Chaoba Nongthon's prominence in Moirang is closely tied to his association with the warrior Puremba. After Puremba's death, Chaoba Nongthon, along with Thonglen, was entrusted with the care of Puremba's orphaned children. Chaoba Nongthon oversaw their upbringing and welfare, ensuring their safety in accordance with Puremba's wishes.

He adopted a calm and protective approach, guiding Khamba and Khamnu while navigating political and social challenges, including the hostility of certain Moirang officials who harbored enmity toward Puremba.

=== Children's care and mysterious missing ===

During the children's early years, Chaoba Nongthon and Thonglen took turns caring for Khamba and Khamnu. The siblings had secretly fled to Salangthel for safety, because of threats from Thangarakpa. Thonglen, impulsive and suspicious, suspected Chaoba Nongthon of hiding the children when they mysteriously disappeared and stormed his house in anger. Chaoba Nongthon patiently explained that he did not know the children's whereabouts. Together, they searched, but did not find them.

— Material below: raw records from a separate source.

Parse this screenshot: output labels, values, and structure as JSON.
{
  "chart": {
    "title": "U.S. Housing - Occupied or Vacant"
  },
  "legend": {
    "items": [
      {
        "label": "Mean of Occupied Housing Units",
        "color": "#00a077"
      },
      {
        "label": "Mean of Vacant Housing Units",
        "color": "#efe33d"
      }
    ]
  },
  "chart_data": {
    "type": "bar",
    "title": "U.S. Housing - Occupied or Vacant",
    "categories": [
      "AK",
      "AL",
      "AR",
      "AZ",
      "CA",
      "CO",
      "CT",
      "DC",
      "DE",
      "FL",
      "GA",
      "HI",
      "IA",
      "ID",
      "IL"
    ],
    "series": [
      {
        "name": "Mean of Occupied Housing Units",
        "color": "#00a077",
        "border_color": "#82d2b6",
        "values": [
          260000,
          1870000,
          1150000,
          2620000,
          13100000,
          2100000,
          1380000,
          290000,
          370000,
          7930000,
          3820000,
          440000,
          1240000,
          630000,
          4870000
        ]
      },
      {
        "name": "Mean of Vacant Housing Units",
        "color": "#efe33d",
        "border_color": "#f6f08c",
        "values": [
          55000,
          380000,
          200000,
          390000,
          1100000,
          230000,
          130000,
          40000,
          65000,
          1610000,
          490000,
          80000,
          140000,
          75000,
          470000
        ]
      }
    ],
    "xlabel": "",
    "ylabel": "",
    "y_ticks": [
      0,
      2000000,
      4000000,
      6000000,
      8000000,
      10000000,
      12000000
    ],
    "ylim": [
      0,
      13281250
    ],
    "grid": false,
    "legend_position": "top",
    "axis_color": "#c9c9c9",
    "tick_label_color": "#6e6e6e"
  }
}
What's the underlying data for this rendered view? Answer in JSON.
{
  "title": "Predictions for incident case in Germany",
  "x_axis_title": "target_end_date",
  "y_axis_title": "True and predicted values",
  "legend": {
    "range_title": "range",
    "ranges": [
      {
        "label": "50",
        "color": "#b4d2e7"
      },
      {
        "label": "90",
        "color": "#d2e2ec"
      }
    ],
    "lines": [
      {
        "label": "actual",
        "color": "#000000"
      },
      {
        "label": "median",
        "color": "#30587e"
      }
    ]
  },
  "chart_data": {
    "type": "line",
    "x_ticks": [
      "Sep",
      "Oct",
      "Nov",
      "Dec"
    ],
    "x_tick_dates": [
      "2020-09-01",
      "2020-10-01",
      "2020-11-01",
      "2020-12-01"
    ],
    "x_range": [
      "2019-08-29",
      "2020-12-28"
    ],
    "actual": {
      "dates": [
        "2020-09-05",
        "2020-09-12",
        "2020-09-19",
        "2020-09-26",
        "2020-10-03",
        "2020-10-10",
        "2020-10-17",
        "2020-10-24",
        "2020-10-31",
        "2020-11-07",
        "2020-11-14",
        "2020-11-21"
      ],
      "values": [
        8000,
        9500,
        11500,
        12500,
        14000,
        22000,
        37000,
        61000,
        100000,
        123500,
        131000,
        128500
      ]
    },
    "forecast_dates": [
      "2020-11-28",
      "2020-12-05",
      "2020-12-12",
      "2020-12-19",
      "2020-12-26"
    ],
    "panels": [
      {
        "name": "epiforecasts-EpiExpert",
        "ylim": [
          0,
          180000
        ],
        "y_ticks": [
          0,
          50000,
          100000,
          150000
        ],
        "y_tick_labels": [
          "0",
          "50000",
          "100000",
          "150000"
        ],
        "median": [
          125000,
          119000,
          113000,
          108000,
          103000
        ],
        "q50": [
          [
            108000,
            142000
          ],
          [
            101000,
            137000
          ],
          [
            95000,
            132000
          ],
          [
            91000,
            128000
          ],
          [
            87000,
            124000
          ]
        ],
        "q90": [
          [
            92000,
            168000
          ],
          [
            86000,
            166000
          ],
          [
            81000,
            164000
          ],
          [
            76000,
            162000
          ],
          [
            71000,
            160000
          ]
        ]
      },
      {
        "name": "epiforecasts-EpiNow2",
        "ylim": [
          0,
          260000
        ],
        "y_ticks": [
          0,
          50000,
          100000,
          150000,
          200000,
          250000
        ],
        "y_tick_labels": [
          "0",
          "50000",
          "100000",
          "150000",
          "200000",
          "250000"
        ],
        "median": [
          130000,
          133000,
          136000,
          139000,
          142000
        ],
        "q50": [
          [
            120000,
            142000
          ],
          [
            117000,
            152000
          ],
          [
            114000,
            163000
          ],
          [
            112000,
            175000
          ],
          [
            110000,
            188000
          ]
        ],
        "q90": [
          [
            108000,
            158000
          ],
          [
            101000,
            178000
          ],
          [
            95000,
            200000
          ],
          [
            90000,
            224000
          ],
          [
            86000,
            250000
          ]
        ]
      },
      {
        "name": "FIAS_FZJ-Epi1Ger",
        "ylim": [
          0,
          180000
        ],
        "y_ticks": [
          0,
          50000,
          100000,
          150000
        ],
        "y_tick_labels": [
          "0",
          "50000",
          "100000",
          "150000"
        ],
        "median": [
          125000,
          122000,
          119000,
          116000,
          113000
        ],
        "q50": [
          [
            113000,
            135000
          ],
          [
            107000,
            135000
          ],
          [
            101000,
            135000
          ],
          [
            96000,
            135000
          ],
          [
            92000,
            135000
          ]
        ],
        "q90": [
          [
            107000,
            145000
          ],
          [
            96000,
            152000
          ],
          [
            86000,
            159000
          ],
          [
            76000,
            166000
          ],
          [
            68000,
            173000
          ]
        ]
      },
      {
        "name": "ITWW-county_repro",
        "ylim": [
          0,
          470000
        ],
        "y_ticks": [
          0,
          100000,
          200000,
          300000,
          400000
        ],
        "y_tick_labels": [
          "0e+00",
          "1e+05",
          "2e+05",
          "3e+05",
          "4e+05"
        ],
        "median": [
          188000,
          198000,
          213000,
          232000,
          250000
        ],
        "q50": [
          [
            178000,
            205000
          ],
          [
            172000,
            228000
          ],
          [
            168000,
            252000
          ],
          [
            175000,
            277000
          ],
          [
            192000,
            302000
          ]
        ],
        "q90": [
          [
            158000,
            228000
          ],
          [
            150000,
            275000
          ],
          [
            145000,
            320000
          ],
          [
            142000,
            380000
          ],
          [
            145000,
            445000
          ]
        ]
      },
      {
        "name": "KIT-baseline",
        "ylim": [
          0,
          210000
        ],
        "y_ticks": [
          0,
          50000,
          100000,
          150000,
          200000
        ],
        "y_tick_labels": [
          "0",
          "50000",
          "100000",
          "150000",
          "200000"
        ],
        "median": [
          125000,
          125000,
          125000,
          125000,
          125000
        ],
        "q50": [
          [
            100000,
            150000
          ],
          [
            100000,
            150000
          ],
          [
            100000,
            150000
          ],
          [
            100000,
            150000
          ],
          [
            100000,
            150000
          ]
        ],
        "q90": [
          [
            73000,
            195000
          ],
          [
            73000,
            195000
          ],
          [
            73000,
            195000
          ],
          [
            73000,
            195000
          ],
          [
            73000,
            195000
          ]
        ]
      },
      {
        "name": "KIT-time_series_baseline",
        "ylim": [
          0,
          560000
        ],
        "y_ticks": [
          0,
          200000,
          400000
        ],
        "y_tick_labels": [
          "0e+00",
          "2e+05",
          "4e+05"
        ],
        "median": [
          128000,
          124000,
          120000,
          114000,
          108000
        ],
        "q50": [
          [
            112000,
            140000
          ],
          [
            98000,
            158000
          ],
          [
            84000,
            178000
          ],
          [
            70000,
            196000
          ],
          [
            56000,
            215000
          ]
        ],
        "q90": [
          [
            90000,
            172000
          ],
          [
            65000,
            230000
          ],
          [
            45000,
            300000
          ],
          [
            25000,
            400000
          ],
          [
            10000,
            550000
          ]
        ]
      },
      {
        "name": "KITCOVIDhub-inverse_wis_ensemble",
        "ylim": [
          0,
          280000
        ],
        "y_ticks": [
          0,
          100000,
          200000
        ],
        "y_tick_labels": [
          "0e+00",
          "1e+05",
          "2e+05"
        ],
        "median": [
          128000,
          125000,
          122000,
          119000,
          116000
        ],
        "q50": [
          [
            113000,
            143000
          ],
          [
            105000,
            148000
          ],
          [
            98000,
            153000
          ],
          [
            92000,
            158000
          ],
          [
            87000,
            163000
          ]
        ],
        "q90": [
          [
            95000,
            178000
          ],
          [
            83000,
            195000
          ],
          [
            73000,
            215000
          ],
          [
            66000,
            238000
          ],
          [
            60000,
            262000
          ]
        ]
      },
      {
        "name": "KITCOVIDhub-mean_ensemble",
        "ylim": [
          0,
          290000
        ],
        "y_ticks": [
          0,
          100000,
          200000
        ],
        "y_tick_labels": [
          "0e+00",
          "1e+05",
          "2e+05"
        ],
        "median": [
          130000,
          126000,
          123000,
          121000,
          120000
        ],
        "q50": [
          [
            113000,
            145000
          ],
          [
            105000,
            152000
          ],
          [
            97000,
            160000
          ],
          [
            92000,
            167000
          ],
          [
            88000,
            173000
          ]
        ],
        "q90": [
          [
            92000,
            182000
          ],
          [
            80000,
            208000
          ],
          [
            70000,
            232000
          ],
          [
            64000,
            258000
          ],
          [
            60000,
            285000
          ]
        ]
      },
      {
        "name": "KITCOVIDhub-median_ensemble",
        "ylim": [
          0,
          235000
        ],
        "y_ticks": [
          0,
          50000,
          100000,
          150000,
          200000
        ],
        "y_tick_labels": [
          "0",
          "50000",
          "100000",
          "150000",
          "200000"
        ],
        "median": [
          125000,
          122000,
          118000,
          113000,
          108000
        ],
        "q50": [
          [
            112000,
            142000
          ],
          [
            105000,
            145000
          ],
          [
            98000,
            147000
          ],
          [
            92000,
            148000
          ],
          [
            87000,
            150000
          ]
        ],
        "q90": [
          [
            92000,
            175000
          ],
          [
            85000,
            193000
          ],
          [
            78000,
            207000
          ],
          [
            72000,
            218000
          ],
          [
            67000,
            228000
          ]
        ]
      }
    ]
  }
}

In some accounts, God Thangjing transformed into a tiger and left footprints in Puremba's empty house, creating the impression that the children had been devoured. Shocked and saddened, Chaoba Nongthon and Thonglen eventually ceased searching, believing the siblings lost.

=== Reunion with Khamba and Khamnu ===

Years later, after Khamba reached adulthood, he defeated Nongban, the national wrestling champion of Moirang in public. Initially, Khamba hid his identity, and only after receiving permission from Khamnu did he reveal who he was. It was at this point that Chaoba Nongthon and Thonglen recognized the long-lost children of Puremba. This reunion restored their guardianship roles, allowing them to continue protecting Khamba and Khamnu into adulthood.

=== Protection and assistance in the siblings' adulthood ===

Following their reunion, Chaoba Nongthon continued to protect and support Khamba and Khamnu:

- When Khamba faced an assassination conspiracy orchestrated by Crown Prince Chingkhu Akhuba, who tied him to a royal elephant, Chaoba Nongthon intervened and petitioned King Chingkhu Telheiba, temporarily arresting Akhuba to ensure Khamba's survival.
- He provided security against former champion, Nongban and other threats to the siblings.